Au moins trois navires, dont deux pétroliers visés par des sanctions américaines, ont franchi le détroit d’Ormuz mardi, au premier jour complet du blocus imposé par Washington aux bâtiments faisant escale dans les ports iraniens. D’après les données du trafic maritime, ces navires ne se dirigeaient pas vers des ports iraniens et n’ont donc pas été concernés par cette mesure. Leur passage intervient dans un climat de forte tension autour de l’une des routes énergétiques les plus stratégiques de la planète.
Parmi eux figure le Peace Gulf, un pétrolier de taille moyenne battant pavillon panaméen, en route vers le port de Hamriyah, aux Émirats arabes unis. Selon les données de suivi maritime, ce navire transporte habituellement du naphta iranien, un intrant pétrochimique, vers d’autres ports non iraniens du Moyen-Orient avant exportation vers l’Asie. Son transit montre que les flux commerciaux continuent de circuler malgré les restrictions américaines.
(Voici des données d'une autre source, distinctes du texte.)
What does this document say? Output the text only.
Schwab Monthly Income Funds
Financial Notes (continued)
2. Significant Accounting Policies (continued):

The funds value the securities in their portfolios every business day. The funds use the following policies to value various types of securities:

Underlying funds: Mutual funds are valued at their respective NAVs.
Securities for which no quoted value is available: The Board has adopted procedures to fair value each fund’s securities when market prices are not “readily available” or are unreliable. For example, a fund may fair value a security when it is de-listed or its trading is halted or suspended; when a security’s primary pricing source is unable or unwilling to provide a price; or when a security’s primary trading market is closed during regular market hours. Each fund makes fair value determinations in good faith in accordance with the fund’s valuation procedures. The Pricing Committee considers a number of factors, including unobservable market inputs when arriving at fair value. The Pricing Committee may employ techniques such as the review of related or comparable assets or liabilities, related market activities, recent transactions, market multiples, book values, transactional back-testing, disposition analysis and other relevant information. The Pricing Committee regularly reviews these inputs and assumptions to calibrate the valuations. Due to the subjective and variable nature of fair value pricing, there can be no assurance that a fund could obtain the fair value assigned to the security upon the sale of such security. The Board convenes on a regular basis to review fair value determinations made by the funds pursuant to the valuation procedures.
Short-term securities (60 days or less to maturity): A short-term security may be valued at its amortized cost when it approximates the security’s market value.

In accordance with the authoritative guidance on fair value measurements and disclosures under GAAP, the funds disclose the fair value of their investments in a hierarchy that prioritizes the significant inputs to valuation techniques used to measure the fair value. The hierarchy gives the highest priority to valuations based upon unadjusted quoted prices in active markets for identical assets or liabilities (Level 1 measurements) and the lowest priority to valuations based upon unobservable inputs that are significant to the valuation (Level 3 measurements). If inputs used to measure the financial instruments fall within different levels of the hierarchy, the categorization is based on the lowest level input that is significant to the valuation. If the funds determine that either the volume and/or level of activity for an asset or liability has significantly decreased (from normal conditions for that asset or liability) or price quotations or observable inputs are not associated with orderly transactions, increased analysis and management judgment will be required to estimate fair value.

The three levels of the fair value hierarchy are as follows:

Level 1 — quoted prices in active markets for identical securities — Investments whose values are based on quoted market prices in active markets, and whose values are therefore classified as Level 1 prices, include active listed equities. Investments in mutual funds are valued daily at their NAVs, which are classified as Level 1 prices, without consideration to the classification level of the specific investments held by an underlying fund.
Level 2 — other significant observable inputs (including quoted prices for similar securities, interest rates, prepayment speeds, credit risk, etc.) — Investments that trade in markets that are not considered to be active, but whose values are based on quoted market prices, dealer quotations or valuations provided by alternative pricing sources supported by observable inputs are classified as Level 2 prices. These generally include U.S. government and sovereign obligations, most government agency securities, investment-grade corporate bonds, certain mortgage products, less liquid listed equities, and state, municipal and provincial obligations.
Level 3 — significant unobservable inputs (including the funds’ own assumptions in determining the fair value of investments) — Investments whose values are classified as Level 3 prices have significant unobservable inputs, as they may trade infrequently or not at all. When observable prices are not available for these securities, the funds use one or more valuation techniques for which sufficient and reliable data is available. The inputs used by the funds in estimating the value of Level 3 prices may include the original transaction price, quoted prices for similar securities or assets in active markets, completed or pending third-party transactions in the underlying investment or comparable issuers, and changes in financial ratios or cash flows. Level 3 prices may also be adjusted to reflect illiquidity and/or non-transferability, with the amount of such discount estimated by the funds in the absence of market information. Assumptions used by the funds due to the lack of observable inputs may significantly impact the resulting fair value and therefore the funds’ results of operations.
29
Deux autres tankers sanctionnés par les États-Unis ont également traversé le couloir maritime étroit par lequel transite environ un cinquième des exportations mondiales d’énergie. Le Murlikishan, un navire de type handy tanker, se dirige vers l’Irak pour charger du fioul jeudi. Connu auparavant sous le nom de MKA, il a transporté du pétrole russe et iranien, selon les données disponibles.
Le Rich Starry devrait, lui, être le premier tanker sanctionné à ressortir du golfe depuis le début du blocus, lundi. Les données de LSEG et de Kpler indiquent que ce navire, ainsi que son armateur Shanghai Xuanrun Shipping Co Ltd, ont été sanctionnés par Washington pour leurs liens avec l’Iran. Le tanker de taille moyenne transporte environ 250 000 barils de méthanol et avait chargé sa cargaison à son dernier port d’escale, Hamriyah. L’équipage est de nationalité chinoise, selon ces mêmes données.
Un blocus américain qui bouleverse l’équilibre régional
Le président américain Donald Trump a annoncé dimanche un blocus des ports iraniens après l’échec de pourparlers de paix menés pendant le week-end entre les États-Unis et l’Iran à Islamabad, la capitale pakistanaise. Cette décision marque un nouveau durcissement de la stratégie américaine visant à réduire la capacité de Téhéran à peser sur le trafic maritime dans la région.
Avant cela, l’Iran avait quasiment paralysé la circulation dans le détroit d’Ormuz en réaction aux attaques américaines et israéliennes menées contre son territoire depuis le 28 février. Le contrôle de fait exercé par Téhéran sur ce point de passage essentiel avait provoqué une flambée des prix du gaz et de l’essence dans le monde entier. Désormais, Washington entend reprendre la main et empêcher les pétroliers iraniens, qui continuent de passer chaque jour, d’utiliser ce corridor maritime.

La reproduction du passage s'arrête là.